А наутро я поняла, что заболела. Не знаю, где меня продуло, вечером на празднике или во время разборок с Уиллторном. Как бы то ни было, борьба с темным богом не поспособствовала моему крепкому здоровью.
Нос чихал, температура подскочила до немыслимых значений, а голос вообще пропал.
– Не надо было так орать, – сообщил Крин, зашедший утром.
Так странно было видеть его вне зеркала. И особенно чувствовать, как зеркало (уже не зеркало, впрочем) прикладывает к моему лбу руку.
– У-у-у, Кексик, да ты совсем расклеилась. Иди-ка лежи, я тебе сейчас чайку сделаю.
– Надо лавку открыть, – прогундосила я.
– Лавку открыть ей надо. Лежать, я сказал! Твоя леди Марибет уже подала прошение королю, и он его подмахнул не без моей помощи.
– О переводе моего наказания в Азор-град?
– Об отмене, глупое бисквитное ты существо.
– Отмене?
Голос снова кончился, оставив меня беспомощно сипеть.
– Ты помогла королевской семье, раскрыла заговор, участвовала в спасении принца. Король счел, что твой проступок вполне заслуживает прощения, так что ты свободна.
Он скептически меня осмотрел:
– Но больна. Так что не спеши с криками счастья улетать в закат, быстро в постель! И вот, на.
Все это время он что-то мешал в большой кружке, а закончив, сунул мне под нос пахнущую мятой светло-зеленую бурду.
– Что это-о-о? – простонала я.
– Отрава твар… в смысле, отврат… да что ж ты, отвар трав!
– Первые два варианта звучали правдоподобнее.
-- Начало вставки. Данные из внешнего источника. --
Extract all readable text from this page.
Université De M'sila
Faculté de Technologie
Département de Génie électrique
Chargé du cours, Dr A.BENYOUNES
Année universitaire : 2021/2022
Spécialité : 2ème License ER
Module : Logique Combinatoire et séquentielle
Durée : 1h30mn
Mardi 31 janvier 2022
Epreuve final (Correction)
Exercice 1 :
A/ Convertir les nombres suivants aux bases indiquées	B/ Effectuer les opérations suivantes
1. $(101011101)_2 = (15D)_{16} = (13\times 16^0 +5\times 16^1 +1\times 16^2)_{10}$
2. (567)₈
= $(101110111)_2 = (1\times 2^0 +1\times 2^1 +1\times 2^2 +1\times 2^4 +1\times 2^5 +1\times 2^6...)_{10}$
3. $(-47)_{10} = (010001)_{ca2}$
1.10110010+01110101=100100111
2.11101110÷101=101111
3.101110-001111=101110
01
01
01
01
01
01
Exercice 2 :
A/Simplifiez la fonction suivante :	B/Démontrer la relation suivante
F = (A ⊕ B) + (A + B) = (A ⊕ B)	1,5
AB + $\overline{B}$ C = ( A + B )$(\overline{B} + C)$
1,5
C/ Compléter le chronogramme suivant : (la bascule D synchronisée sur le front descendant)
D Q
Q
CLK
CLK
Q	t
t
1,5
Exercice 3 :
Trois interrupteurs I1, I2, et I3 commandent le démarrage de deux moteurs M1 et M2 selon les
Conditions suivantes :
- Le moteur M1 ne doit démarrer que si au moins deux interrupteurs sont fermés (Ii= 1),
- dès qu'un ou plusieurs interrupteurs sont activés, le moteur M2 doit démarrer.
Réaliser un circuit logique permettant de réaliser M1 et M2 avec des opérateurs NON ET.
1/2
– Пей! Там мята, ромашка, чабрец, еще что-то, в общем, очень полезно. И марш в постель, в смысле, в матрас! Ведьма, не спорь, по глазам вижу, что ремня хочешь.
Пришлось все-таки подняться наверх и забраться под одеяло. На самом деле я сделала это с облегчением. Работать с температурой было бы совсем невыносимо.
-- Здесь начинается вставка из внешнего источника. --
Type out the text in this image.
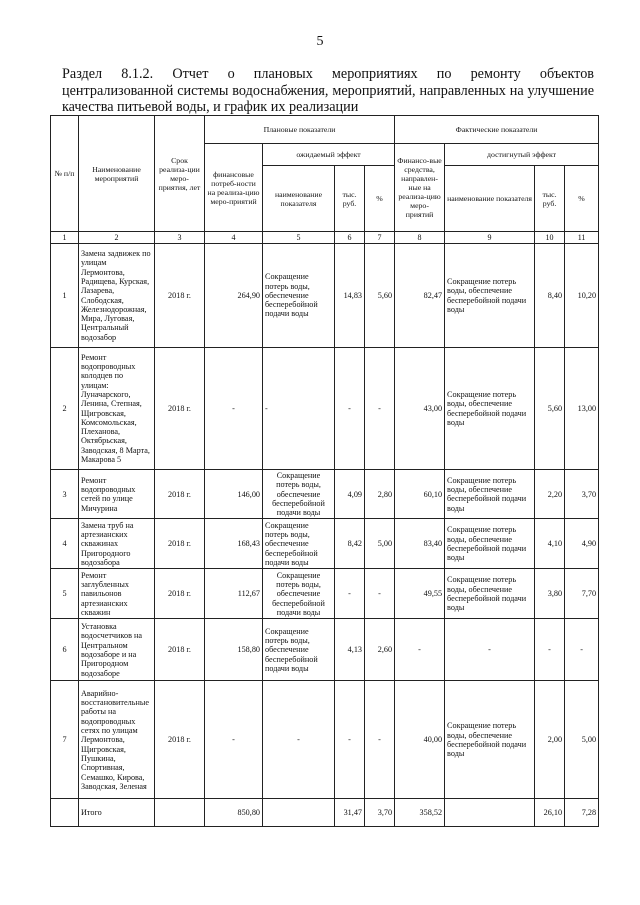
5
Раздел 8.1.2. Отчет о плановых мероприятиях по ремонту объектов
централизованной системы водоснабжения, мероприятий, направленных на улучшение
качества питьевой воды, и график их реализации
№ п/п	Наименование мероприятий	Срок реализа-ции меро-приятия, лет	Плановые показатели				Фактические показатели			
			финансовые потреб-ности на реализа-цию меро-приятий	ожидаемый эффект			Финансо-вые средства, направлен-ные на реализа-цию меро-приятий	достигнутый эффект		
				наименование показателя	тыс. руб.	%		наименование показателя	тыс. руб.	%
1	2	3	4	5	6	7	8	9	10	11
1	Замена задвижек по улицам Лермонтова, Радищева, Курская, Лазарева, Слободская, Железнодорожная, Мира, Луговая, Центральный водозабор	2018 г.	264,90	Сокращение потерь воды, обеспечение бесперебойной подачи воды	14,83	5,60	82,47	Сокращение потерь воды, обеспечение бесперебойной подачи воды	8,40	10,20
2	Ремонт водопроводных колодцев по улицам: Луначарского, Ленина, Степная, Щигровская, Комсомольская, Плеханова, Октябрьская, Заводская, 8 Марта, Макарова 5	2018 г.	-	-	-	-	43,00	Сокращение потерь воды, обеспечение бесперебойной подачи воды	5,60	13,00
3	Ремонт водопроводных сетей по улице Мичурина	2018 г.	146,00	Сокращение потерь воды, обеспечение бесперебойной подачи воды	4,09	2,80	60,10	Сокращение потерь воды, обеспечение бесперебойной подачи воды	2,20	3,70
4	Замена труб на артезианских скважинах Пригородного водозабора	2018 г.	168,43	Сокращение потерь воды, обеспечение бесперебойной подачи воды	8,42	5,00	83,40	Сокращение потерь воды, обеспечение бесперебойной подачи воды	4,10	4,90
5	Ремонт заглубленных павильонов артезианских скважин	2018 г.	112,67	Сокращение потерь воды, обеспечение бесперебойной подачи воды	-	-	49,55	Сокращение потерь воды, обеспечение бесперебойной подачи воды	3,80	7,70
6	Установка водосчетчиков на Центральном водозаборе и на Пригородном водозаборе	2018 г.	158,80	Сокращение потерь воды, обеспечение бесперебойной подачи воды	4,13	2,60	-	-	-	-
7	Аварийно-восстановительные работы на водопроводных сетях по улицам Лермонтова, Щигровская, Пушкина, Спортивная, Семашко, Кирова, Заводская, Зеленая	2018 г.	-	-	-	-	40,00	Сокращение потерь воды, обеспечение бесперебойной подачи воды	2,00	5,00
	Итого		850,80		31,47	3,70	358,52		26,10	7,28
Начало сильно знобить. Я хоть и знала, что нельзя усугублять ситуацию, сильно укрываясь, не могла ничего с собой поделать. Свернулась клубочком и дрожала, попутно собираясь с мыслями. Надо дойти до аптекаря и попросить что-нибудь от простуды, от температуры и от тоски заодно, потому что отмененное наказание и близящийся переезд почему-то совсем не радовали.
Хотя что значит «почему-то»? Все было предельно ясно, но от того не легче.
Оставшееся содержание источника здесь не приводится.